Eight years’ ago the Oil Industry Working Group on the Fair Interpretation of Pumping Clauses presented its conclusions at Asdem’s 4th International Conference on Tanker Demurrage. This formula, which is based on pure physics, has been used worldwide to great effect to assess the under-performance of a vessel’s pumping against the back pressure warranted in the charter party. As a result, long-running pumping disputes are now relatively rare.
Nevertheless, there are still some charterers who have refused to accept that there should be any assessment of a tanker’s under-performance. Instead, they insist that if a vessel fails to meet the minimum backpressure or discharge within 24 hours, they are entitled to deduct all time taken to discharge in excess of 24 hours. We have recently been involved in such a dispute that went to arbitration in New York and no doubt the award will be published in due course by the Society of Maritime Arbitrators. The charter party was a modified Asbatankvoy with a pumping clause that said “Owner warrants that the Vessel will discharge the entire cargo within 24 hours or maintain 100 PSI at the vessel’s manifold providing shore facilities can accept. Any delays due to the Vessel’s inability to discharge within 24 hours or maintain 100 PSI at the Vessel’s manifold will be for the Owner’s account and will not count as used laytime or demurrage if on demurrage.” The vessel had failed to discharge within 24 hours or to maintain 100 psi. The only disagreement was whether the charterers were entitled to deduct all the time taken in excess of 24 hours or whether the effect of the shore facilities should be taken into account so that only the time lost directly as a result of the inefficiency of the ship’s pumps should be deducted.

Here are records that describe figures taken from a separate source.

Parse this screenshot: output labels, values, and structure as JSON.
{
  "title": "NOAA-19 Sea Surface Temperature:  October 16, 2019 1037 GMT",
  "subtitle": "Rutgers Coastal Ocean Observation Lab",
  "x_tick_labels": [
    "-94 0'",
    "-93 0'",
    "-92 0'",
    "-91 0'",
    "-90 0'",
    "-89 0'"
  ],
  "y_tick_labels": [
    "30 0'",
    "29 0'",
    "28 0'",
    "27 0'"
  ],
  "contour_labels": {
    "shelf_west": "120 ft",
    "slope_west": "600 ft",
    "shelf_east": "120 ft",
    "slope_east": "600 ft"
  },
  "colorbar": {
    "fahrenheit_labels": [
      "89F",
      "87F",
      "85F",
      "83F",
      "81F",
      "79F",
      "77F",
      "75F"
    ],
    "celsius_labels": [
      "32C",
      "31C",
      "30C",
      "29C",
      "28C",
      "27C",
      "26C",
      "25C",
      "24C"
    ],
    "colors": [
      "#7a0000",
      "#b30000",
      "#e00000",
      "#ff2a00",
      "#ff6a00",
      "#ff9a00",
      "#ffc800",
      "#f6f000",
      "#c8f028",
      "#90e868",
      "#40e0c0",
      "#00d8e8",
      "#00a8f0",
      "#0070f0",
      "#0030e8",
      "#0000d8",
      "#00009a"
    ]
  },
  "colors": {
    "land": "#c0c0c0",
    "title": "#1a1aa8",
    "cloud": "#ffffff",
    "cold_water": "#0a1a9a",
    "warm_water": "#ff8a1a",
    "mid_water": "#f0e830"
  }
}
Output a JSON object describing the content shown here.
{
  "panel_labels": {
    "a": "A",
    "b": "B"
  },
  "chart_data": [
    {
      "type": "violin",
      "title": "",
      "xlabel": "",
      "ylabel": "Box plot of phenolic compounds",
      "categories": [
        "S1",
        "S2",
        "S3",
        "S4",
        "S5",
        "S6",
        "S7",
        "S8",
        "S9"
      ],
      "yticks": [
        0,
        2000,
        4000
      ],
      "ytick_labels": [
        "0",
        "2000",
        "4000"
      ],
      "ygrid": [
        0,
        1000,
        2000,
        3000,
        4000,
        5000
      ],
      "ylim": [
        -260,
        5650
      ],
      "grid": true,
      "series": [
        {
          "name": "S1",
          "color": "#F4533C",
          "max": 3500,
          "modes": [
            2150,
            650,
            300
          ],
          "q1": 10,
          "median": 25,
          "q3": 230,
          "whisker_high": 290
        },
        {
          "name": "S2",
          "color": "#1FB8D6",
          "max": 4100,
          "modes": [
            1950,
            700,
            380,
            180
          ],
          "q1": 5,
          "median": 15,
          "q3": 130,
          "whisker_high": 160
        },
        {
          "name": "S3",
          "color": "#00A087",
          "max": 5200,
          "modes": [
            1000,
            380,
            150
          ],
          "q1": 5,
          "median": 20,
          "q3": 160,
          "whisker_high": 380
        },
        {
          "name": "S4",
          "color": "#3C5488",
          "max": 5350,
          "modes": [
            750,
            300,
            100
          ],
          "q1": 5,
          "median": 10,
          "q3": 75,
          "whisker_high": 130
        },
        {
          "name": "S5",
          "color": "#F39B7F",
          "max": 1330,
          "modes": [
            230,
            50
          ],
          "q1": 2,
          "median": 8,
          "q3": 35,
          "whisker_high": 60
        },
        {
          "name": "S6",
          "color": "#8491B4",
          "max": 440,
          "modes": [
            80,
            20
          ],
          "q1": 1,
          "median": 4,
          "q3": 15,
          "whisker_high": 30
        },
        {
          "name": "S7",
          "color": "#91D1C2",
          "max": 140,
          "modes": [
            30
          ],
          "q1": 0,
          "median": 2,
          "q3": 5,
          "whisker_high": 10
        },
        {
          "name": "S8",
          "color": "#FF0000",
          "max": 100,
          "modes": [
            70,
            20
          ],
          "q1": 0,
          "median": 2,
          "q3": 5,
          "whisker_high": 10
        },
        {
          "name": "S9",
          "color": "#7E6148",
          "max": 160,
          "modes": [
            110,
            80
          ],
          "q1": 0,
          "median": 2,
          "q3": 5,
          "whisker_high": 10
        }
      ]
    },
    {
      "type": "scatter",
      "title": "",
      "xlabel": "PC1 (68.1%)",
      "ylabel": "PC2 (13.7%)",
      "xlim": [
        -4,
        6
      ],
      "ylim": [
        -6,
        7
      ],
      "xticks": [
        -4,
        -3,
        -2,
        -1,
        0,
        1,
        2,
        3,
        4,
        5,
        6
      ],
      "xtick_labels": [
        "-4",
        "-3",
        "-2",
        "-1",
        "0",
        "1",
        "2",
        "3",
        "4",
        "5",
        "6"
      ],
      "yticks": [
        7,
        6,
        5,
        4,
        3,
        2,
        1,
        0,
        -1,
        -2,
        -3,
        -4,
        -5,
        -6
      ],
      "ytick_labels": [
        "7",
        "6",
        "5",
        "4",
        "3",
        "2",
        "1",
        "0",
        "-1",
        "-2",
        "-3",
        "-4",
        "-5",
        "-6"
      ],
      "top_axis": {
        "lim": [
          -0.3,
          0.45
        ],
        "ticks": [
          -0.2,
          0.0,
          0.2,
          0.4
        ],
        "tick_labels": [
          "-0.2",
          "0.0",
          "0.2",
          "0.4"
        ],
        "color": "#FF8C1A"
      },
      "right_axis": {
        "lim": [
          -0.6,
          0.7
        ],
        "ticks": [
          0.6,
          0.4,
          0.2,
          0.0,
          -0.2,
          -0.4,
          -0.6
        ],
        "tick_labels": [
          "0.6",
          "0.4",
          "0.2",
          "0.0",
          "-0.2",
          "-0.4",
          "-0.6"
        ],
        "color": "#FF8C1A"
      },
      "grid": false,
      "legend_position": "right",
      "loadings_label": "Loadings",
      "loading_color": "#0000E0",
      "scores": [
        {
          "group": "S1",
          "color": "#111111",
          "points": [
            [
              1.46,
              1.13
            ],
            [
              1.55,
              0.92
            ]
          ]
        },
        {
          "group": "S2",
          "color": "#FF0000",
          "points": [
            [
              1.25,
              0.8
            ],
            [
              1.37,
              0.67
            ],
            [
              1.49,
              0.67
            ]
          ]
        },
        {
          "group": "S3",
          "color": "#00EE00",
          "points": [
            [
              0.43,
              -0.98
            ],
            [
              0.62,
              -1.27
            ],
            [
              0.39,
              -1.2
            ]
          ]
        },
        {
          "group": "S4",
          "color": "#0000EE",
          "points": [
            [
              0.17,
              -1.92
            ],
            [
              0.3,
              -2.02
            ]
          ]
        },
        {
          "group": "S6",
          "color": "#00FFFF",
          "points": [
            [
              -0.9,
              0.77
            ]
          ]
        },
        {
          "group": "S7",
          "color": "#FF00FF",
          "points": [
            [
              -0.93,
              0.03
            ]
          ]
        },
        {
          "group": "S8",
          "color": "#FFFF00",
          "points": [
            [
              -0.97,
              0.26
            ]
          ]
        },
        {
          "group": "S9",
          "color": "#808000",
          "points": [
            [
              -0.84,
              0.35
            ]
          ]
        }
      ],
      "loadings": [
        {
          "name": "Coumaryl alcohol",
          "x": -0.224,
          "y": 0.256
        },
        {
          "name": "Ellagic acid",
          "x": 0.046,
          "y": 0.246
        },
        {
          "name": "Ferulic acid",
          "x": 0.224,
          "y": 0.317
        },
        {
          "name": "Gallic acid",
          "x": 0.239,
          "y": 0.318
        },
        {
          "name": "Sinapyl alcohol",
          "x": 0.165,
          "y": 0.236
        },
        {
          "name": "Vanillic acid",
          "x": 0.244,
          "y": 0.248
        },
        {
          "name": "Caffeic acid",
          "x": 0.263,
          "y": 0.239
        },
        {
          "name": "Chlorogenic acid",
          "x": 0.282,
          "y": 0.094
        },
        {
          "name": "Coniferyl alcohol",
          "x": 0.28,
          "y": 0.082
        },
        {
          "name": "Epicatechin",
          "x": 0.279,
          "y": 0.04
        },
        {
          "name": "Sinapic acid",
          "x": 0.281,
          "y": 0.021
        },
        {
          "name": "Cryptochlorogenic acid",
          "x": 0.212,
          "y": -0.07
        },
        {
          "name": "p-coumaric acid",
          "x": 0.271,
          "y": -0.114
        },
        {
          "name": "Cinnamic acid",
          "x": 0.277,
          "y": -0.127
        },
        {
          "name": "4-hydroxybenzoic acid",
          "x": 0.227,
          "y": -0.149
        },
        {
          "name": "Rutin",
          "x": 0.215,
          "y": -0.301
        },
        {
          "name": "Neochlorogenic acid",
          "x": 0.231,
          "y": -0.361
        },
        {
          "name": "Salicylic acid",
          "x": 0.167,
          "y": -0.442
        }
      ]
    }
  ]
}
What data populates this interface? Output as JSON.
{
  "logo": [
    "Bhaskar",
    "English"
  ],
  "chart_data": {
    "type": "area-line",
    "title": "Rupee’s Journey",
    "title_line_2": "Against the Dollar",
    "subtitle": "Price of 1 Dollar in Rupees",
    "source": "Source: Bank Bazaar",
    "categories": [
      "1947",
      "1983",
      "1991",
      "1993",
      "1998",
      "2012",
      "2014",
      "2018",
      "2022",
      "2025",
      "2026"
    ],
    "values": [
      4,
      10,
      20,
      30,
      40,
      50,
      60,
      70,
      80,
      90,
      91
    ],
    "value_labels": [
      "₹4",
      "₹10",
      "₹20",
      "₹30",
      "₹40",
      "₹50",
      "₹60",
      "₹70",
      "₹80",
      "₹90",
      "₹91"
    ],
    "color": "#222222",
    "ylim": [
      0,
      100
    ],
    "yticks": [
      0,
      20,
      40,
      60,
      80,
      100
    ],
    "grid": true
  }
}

The owners argued that the charterers were treating the pumping clause as a penalty clause and that this was not a true assessment of the charterers’ damages. The owners proposed that the Pumping Performance Formula was the most accurate way to calculate time lost due to the vessel’s inability to achieve the warranty. We are pleased that this argument was accepted by the majority of the arbitration panel. In their award in favour of the owners, they said that there was nothing in the pumping clause that entitled the charterers “to arbitrarily and totally disregard all time beyond the 24 hour discharge period. Such an interpretation bears no relationship to the time actually lost (delays) which are the real damages incurred by the Charterers”. They added that the failure to address the true damages would turn the pumping clause into a penalty. Even if the charterers’ interpretation was correct, the clause would still be a penalty and therefore unenforceable. The panel accepted the owners’ calculation which used the Pumping Performance Formula to assess the actual time lost due to the vessel’s poor pumping performance.
The dissenting arbitrator chose to follow some vintage SMA awards that had found in favour of the charterers in similar circumstances. These awards had been decided before the pumping formula was widely known and as a result the arbitrators had thought, albeit mistakenly, that acquiring the data to make a calculation of the excess time would be a burden or impractical. To download a copy of the pumping formula in an Excel spread sheet, please go to the "Downloads" section on our website.
Based on the reactions of certain companies to unforeseen events in 2006, it may be worth pointing out that if they do not have a force majeure clause included in their contract or charter party, they cannot claim it. Furthermore, even if there is such a clause and it does not specifically state that it will apply to demurrage claims, for example Clause 19 of Asbatankvoy, it will not provide any protection against any unforeseen delays that occur when laytime or demurrage is running – see “The Johs Stove”  1 Lloyd’s Rep 38 where the judge said: “I agree with the arbitrator that a general exceptions clause such as cl.19 will not normally be read as applying to provisions for laytime and demurrage, unless the language is very precise and clear”.
Force majeure is a civil law concept that has no real meaning under English common law. If it did, we would probably not need to use a French phrase to describe it. The only similar English common law concept is the doctrine of frustration. The court will intervene and declare the contract to be frustrated when it would be quite unreasonable to expect the parties to perform under the changed circumstances. However, this is of limited application because it will only apply when the performance of a contract is made impossible by an event radically different from anything the parties had anticipated.
The current trend is to list potential force majeure events in the sales contract or charter party. However, if you have a force majeure clause which does not list specific events, English case law has granted an extensive meaning to the term "force majeure". There are three essential requirements before a party can claim force majeure. The event can be man-made or arise from natural causes, but it must be one that a) could not reasonably have been foreseen by the parties, b) was completely beyond the parties' control and c) they could not have prevented its consequences.
Force majeure is usually declared fairly promptly and an immediate declaration may be required by the contract. If not, there is nothing to prevent a company claiming retrospectively that the occurrence was in fact a force majeure event.